The improvement of cell survival in cartilage tissue engineering remains a challenge, especially for large-sized, specifically shaped cartilage grafts used in reconstructing craniofacial defects. In this study, we found that bone marrow mesenchymal stem cells (BMSCs) pre-conditioned in a starving environment enhanced the anti-apoptosis potential of co-transplanted chondrocytes, which significantly enhanced their survival rates before host nutrition was resumed. Further examination revealed that extracellular vesicles (EVs) derived from starving BMSCs played essential roles in ameliorating apoptosis and regulating autophagy of chondrocytes, thereby enhancing the survival of cultured chondrocytes. In vivo studies demonstrated that EVs derived from starving BMSCs significantly improved the survival of chondrocyte bricks, which confirmed the effects of nasal augmentation. These pre-treated chondrocyte bricks showed continuous cartilage growth in vivo and acquired chondrogenesis comparable to that following the chondrocyte-BMSC co-transplantation approach. This study provided new insights on how BMSC-derived EVs improved cartilage reconstruction in the craniofacial regions and offered a new approach for regenerating cartilaginous organs based on cell macroaggregates. STATEMENT OF SIGNIFICANCE: The use of extracellular vesicles (EVs) of mesenchymal stem cells has been considered as a promising approach in cartilage tissue engineering.

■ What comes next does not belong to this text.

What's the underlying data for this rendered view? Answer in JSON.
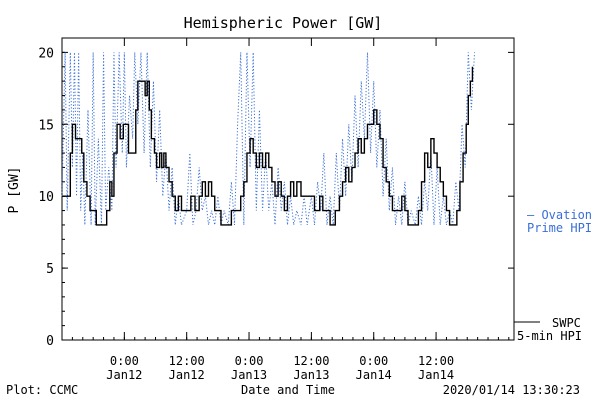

In the present study, for the first time, we investigated the protective effect of EVs secreted by starving bone marrow mesenchymal stem cells (BMSCs) on chondrocytes in vitro and in vivo. The results demonstrated that EVs secreted by starving BMSCs inhibited chondrocyte apoptosis and chondrocyte autophagy through many microRNAs, thereby improving the survival of grafts. Transcriptomic analysis revealed the potential mechanisms of this protective effect.